To date, Urban Innovation21 has provided over $2.8 Million in direct capital and business assistance to local startups. Vernard Alexander, founder and CEO of the Minority Networking Exchange, who also provides coaching to entrepreneurs and business owners, knows several individuals competing in Urban Innovation21’s grant competitions.

“I think (grant competitions) are important because they spark interest in entrepreneurship, pride and community,” Alexander said when asked if he believed the grants would have an impact on Homewood and the Hill District, where another competition recently occurred. “I believe so because no one is really focusing on business development in those communities.”

For his part to promote small businesses, Alexander organizes “cash mob” events where he gathers individuals to shop in local small business districts on a designated day. Despite his support for the grant competition, Alexander said entre­preneurs should look into additional sources of funding.

“In my opinions a lot of current and aspiring entrepreneurs depend on the possibility of grants too much. There are not many organizations/agencies giving business grants. Most are giving micro enterprise loans of $25,000 or less. My advice to entrepreneurs is to use bootstrapping methods to fundraise. Look for things you can eliminate from personal expenses to help you raise capital. Use that savings to leverage other money. There are some online sites where you can raise money through social media.”
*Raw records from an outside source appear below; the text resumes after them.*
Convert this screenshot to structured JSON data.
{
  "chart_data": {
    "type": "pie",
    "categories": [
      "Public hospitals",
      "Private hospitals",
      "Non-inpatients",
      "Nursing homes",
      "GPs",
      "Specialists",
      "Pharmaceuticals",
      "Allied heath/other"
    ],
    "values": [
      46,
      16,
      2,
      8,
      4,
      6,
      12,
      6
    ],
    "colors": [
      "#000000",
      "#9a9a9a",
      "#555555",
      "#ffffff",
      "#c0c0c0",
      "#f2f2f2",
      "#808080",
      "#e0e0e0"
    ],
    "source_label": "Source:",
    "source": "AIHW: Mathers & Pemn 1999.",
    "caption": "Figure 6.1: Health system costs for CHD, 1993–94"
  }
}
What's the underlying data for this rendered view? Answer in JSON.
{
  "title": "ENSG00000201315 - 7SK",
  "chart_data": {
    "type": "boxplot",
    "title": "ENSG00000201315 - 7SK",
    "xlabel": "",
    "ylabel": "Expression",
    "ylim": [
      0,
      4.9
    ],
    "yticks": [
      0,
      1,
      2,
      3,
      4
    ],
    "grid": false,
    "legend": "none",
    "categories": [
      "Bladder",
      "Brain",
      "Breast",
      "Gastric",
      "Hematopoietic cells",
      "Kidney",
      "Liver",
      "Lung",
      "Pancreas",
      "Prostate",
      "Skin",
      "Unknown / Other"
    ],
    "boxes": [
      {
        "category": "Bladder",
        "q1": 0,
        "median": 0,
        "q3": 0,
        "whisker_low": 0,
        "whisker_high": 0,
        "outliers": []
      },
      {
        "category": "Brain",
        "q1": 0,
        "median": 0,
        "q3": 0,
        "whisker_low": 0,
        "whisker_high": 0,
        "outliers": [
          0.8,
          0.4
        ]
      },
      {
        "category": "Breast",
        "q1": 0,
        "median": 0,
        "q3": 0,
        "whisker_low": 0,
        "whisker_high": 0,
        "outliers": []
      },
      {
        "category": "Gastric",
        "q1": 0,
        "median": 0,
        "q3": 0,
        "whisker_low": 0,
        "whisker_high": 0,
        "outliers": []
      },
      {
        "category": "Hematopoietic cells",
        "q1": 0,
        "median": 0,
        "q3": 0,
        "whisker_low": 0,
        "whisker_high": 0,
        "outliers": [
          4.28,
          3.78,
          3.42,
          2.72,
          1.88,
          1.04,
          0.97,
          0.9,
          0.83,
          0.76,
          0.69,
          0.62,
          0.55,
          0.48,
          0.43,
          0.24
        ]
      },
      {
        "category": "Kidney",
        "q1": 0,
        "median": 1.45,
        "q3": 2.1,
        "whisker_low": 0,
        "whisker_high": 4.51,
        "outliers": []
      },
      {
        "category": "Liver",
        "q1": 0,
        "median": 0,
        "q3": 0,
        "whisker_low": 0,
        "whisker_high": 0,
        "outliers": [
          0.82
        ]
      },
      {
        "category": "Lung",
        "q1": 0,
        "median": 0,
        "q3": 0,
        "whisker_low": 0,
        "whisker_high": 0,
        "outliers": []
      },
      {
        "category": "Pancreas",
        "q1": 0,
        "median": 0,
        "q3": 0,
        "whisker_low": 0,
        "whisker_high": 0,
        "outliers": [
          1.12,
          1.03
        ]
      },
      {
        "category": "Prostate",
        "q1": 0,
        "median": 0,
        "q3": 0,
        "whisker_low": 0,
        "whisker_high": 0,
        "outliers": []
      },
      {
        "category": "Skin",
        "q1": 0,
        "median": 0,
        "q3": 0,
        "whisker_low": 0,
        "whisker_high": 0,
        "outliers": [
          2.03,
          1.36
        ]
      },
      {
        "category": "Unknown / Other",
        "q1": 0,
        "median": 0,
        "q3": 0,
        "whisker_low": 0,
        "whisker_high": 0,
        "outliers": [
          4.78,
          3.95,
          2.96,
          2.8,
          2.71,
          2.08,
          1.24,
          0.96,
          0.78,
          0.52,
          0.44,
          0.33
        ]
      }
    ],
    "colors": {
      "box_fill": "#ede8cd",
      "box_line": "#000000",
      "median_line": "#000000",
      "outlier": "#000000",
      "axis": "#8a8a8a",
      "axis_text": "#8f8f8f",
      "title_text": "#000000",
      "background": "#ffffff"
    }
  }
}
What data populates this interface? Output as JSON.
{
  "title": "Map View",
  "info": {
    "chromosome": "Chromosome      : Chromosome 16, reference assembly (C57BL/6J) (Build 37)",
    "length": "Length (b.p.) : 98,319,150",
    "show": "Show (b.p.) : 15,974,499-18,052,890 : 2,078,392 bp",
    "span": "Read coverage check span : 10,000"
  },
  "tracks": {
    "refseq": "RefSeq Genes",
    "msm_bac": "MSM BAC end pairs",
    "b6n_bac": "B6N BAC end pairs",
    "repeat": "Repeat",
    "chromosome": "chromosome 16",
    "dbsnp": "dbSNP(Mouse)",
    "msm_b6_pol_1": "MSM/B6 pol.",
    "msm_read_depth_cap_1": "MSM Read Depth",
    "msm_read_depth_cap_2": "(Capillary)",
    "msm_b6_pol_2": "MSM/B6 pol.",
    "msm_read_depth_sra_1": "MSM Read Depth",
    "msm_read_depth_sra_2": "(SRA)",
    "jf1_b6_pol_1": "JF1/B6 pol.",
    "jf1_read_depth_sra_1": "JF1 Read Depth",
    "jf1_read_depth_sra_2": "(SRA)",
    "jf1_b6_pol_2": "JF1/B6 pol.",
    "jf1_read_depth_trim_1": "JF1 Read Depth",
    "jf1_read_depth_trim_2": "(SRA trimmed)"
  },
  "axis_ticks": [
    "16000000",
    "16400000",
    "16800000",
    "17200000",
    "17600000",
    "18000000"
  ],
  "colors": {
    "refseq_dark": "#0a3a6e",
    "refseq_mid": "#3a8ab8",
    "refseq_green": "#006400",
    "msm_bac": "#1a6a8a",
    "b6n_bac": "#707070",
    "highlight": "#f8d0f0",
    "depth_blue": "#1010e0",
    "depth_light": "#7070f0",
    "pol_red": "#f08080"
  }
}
The Homewood grant competition will present grants ranging from $2,500 to $10,000, as well as up to ten grants of $500 toward no-interest micro-loans of up to $5,000 from Kiva Zip, a Website that enables individuals to make direct loans to entrepreneurs in Kenya and the United States. Two technical support awards will also enable entrepreneurs to raise funds through a crowd-funding platform.

According to a study prepared by the Allegheny County Department of Human Services in 2009, Homewood has significantly more low-income households than other neighborhoods in Pittsburgh. It is estimated that 50 percent of the Homewood community is not in the labor force and more than one in three people are living in poverty.

“I want to congratulate Urban Innovation21 and Homewood entrepreneurs on this exciting opportunity,” said Mayor Luke Ravenstahl. “Under my leadership, our city’s Urban Redevelopment Authority is providing support to organizations that are ensuring Pittsburgh’s Third Renaissance reaches neighborhoods throughout our City. Urban Innovation21 has a terrific mission that is in line with our goal to connect more jobs to communities through innovation-driven economic growth.”